Car ma seule Inertie est la source de l’Être :
La matrice du monde est mon Illusion.

C’est Elle qui s’incarne en ses formes diverses,
Esprits et corps, ciel pur, monts et flots orageux[1]


Cette déclaration, Leconte de Lisle l’a reprise à son propre compte par deux fois, en prose et en vers. En prose, dans une autre nouvelle hindoue, Phalya Mani, publiée en 1876 dans La République des Lettres, et qui n’est qu’une réplique, sur le mode sérieux cette fois, de La Princesse Yaso’da. En vers, dans le douzain intitulé la Mâyâ (la Mâyâ, c’est l’Illusion) qui clôt les Poèmes Tragiques :


Mâyâ ! Mâyâ ! torrent des mobiles chimères,
Tu fais jaillir du cœur de l’homme universel
Les brèves voluptés et les haines amères,
Le monde obscur des sens et la splendeur du ciel ;
Mais qu’est-ce que le cœur des hommes éphémères,
Ô Maya sinon toi, le mirage immortel ?
Les siècles écoulés, les minutes prochaines,
S’abîment dans ton ombre, en un même moment,
Avec nos cris, nos pleurs et le sang de nos veines :
Éclair, rêve sinistre, éternité qui ment,
La Vie antique est faite inépuisablement
Du tourbillon sans fln des apparences vaines.
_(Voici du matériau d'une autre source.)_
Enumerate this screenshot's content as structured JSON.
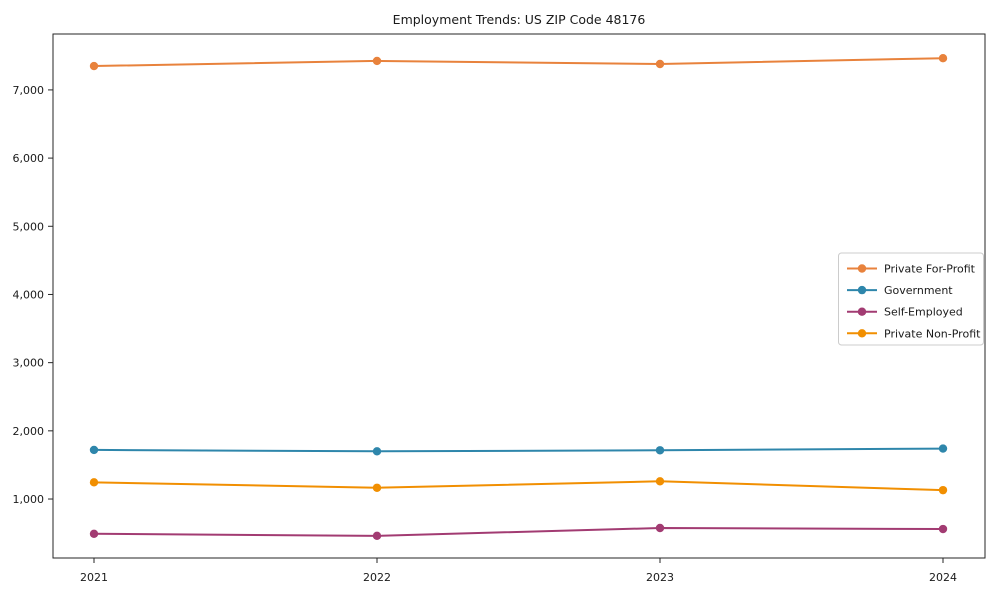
{
  "page": {
    "background": "#ffffff",
    "text_color": "#1a1a1a",
    "axis_color": "#262626",
    "legend_border_color": "#cccccc"
  },
  "chart_data": {
    "type": "line",
    "title": "Employment Trends: US ZIP Code 48176",
    "xlabel": "",
    "ylabel": "",
    "x": [
      "2021",
      "2022",
      "2023",
      "2024"
    ],
    "series": [
      {
        "name": "Private For-Profit",
        "color": "#E8823C",
        "values": [
          7350,
          7425,
          7380,
          7465
        ]
      },
      {
        "name": "Government",
        "color": "#2E86AB",
        "values": [
          1720,
          1700,
          1715,
          1740
        ]
      },
      {
        "name": "Self-Employed",
        "color": "#A23B72",
        "values": [
          490,
          460,
          575,
          560
        ]
      },
      {
        "name": "Private Non-Profit",
        "color": "#F18F01",
        "values": [
          1245,
          1165,
          1260,
          1130
        ]
      }
    ],
    "y_ticks": [
      1000,
      2000,
      3000,
      4000,
      5000,
      6000,
      7000
    ],
    "y_tick_labels": [
      "1,000",
      "2,000",
      "3,000",
      "4,000",
      "5,000",
      "6,000",
      "7,000"
    ],
    "x_tick_labels": [
      "2021",
      "2022",
      "2023",
      "2024"
    ],
    "ylim": [
      135,
      7820
    ],
    "grid": false,
    "legend_position": "center-right",
    "marker": "circle"
  }
}
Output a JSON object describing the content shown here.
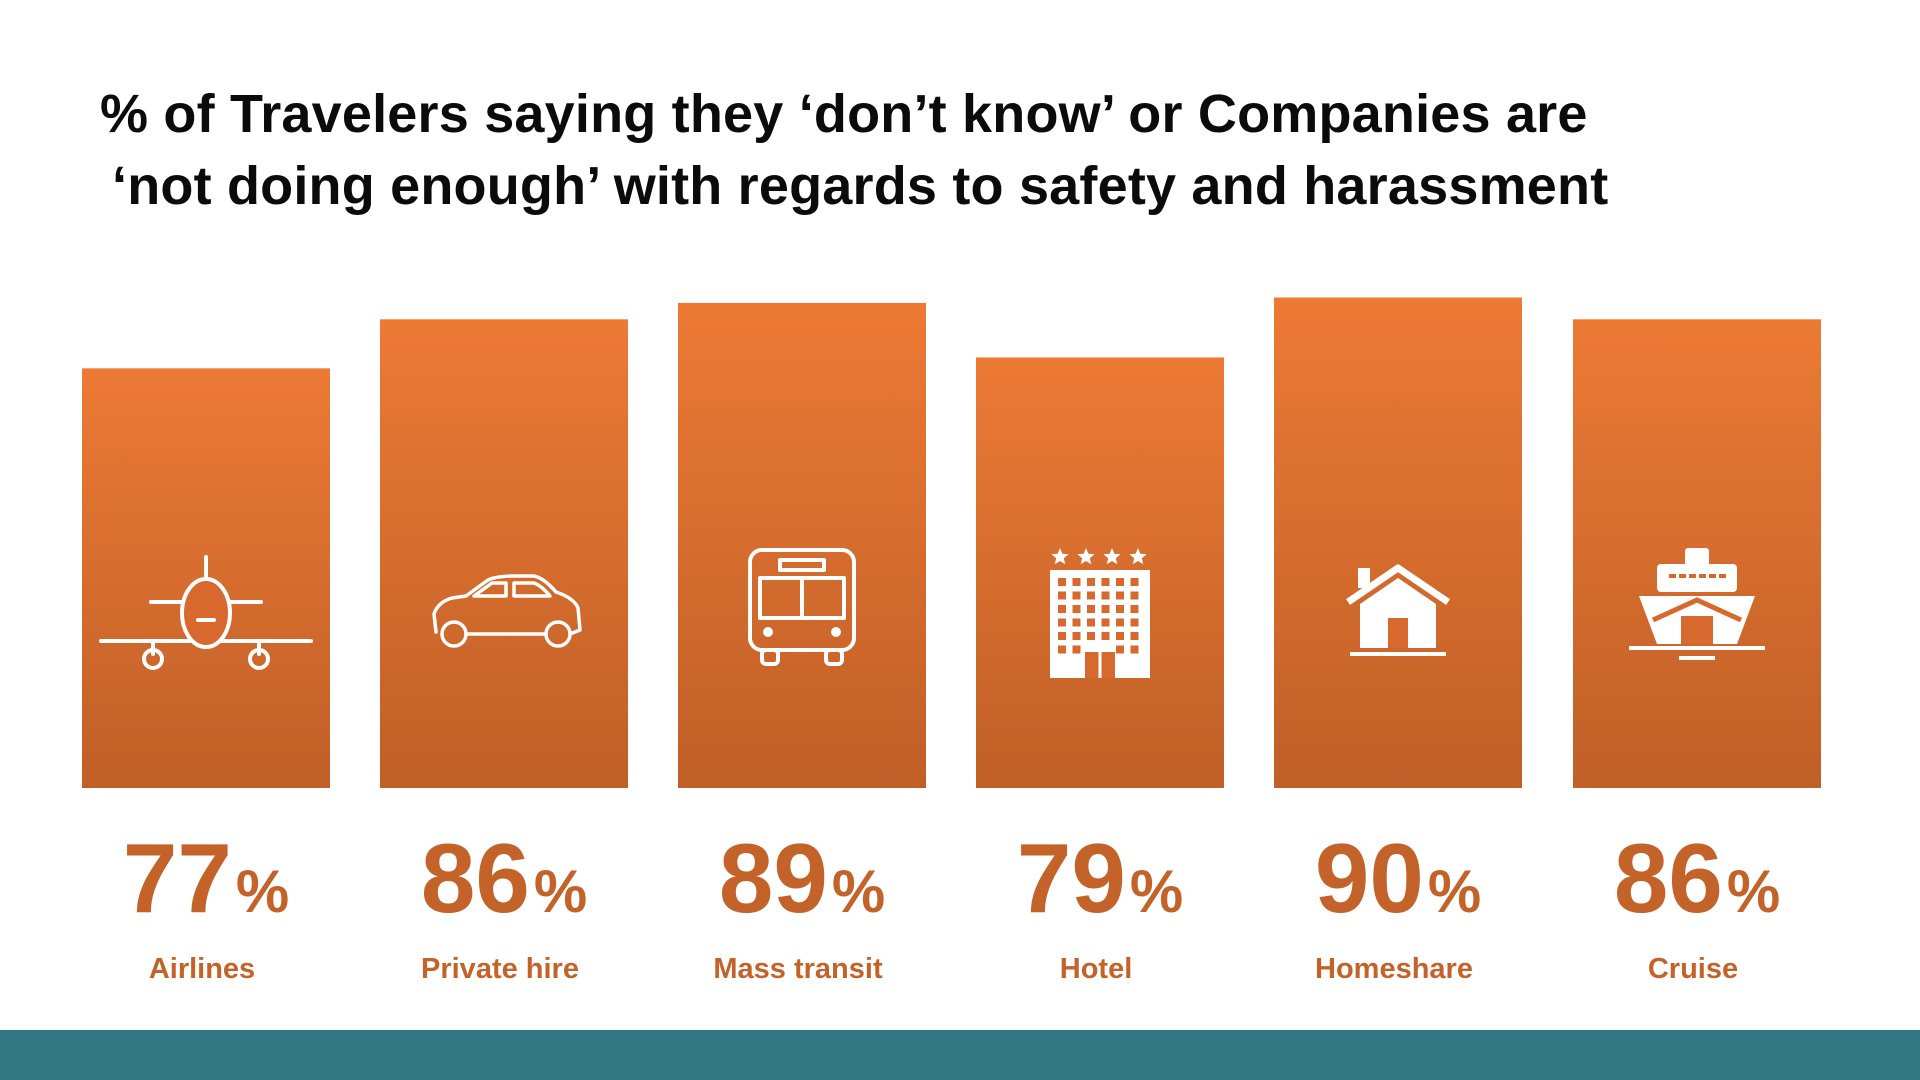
{
  "title_lines": [
    "% of Travelers saying they ‘don’t know’ or Companies are",
    "‘not doing enough’ with regards to safety and harassment"
  ],
  "colors": {
    "bar_top": "#EC7A35",
    "bar_bottom": "#C05F27",
    "value_text": "#C3632A",
    "icon": "#FFFFFF",
    "footer": "#327781"
  },
  "chart_data": {
    "type": "bar",
    "title": "% of Travelers saying they ‘don’t know’ or Companies are ‘not doing enough’ with regards to safety and harassment",
    "categories": [
      "Airlines",
      "Private hire",
      "Mass transit",
      "Hotel",
      "Homeshare",
      "Cruise"
    ],
    "values": [
      77,
      86,
      89,
      79,
      90,
      86
    ],
    "unit": "%",
    "icons": [
      "airplane-icon",
      "car-icon",
      "bus-icon",
      "hotel-icon",
      "house-icon",
      "ship-icon"
    ],
    "ylim": [
      0,
      100
    ],
    "grid": false,
    "legend": "none"
  }
}
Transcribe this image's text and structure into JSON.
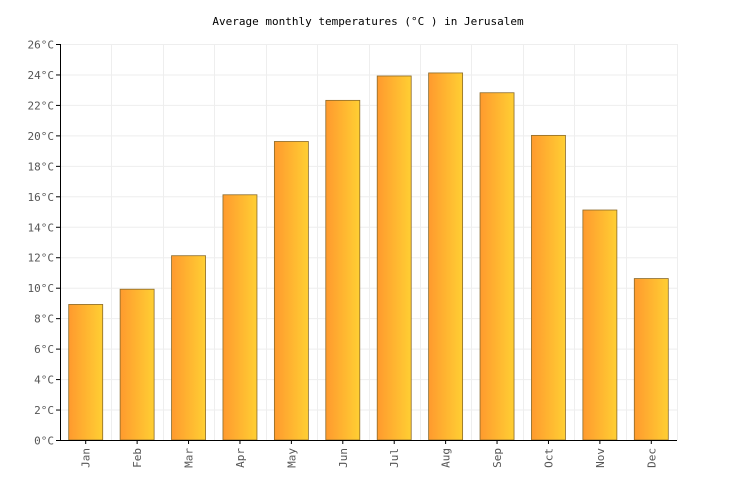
{
  "chart_data": {
    "type": "bar",
    "title": "Average monthly temperatures (°C ) in Jerusalem",
    "xlabel": "",
    "ylabel": "",
    "categories": [
      "Jan",
      "Feb",
      "Mar",
      "Apr",
      "May",
      "Jun",
      "Jul",
      "Aug",
      "Sep",
      "Oct",
      "Nov",
      "Dec"
    ],
    "values": [
      8.9,
      9.9,
      12.1,
      16.1,
      19.6,
      22.3,
      23.9,
      24.1,
      22.8,
      20.0,
      15.1,
      10.6
    ],
    "ylim": [
      0,
      26
    ],
    "yticks": [
      0,
      2,
      4,
      6,
      8,
      10,
      12,
      14,
      16,
      18,
      20,
      22,
      24,
      26
    ],
    "ytick_labels": [
      "0°C",
      "2°C",
      "4°C",
      "6°C",
      "8°C",
      "10°C",
      "12°C",
      "14°C",
      "16°C",
      "18°C",
      "20°C",
      "22°C",
      "24°C",
      "26°C"
    ],
    "grid": true,
    "colors": {
      "bar_left": "#ff9a2e",
      "bar_right": "#ffcf33",
      "bar_border": "#8a6a2a"
    }
  }
}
Ce n’est pas sans raison assurément que le poète inscrivait ces vers à la dernière page du recueil qu’il publiait à l’âge de soixante-sept ans, et qu’il pouvait considérer comme la dernière de ses œuvres. Cette doctrine, qui fait si peu de cas de notre individualité éphémère, qui réduit à un pur fantôme cette personnalité à laquelle nous tenons tant, peut nous paraître désolante. Et certes Leconte de Lisle la jugeait ainsi. Mais il goûtait, à s’en bien pénétrer, une amère satisfaction. Elle rendait le calme à sa pensée ; elle résolvait, en supprimant l’un des termes, le conflit entre la réalité et le rêve qui avait été la souffrance de sa vie, et qui est en son fond celle de toute vie humaine. Des deux hommes qui étaient en lui, le poète au cœur tumultueux et le créole au

  1. Poèmes Antiques : La Visionde Brahma.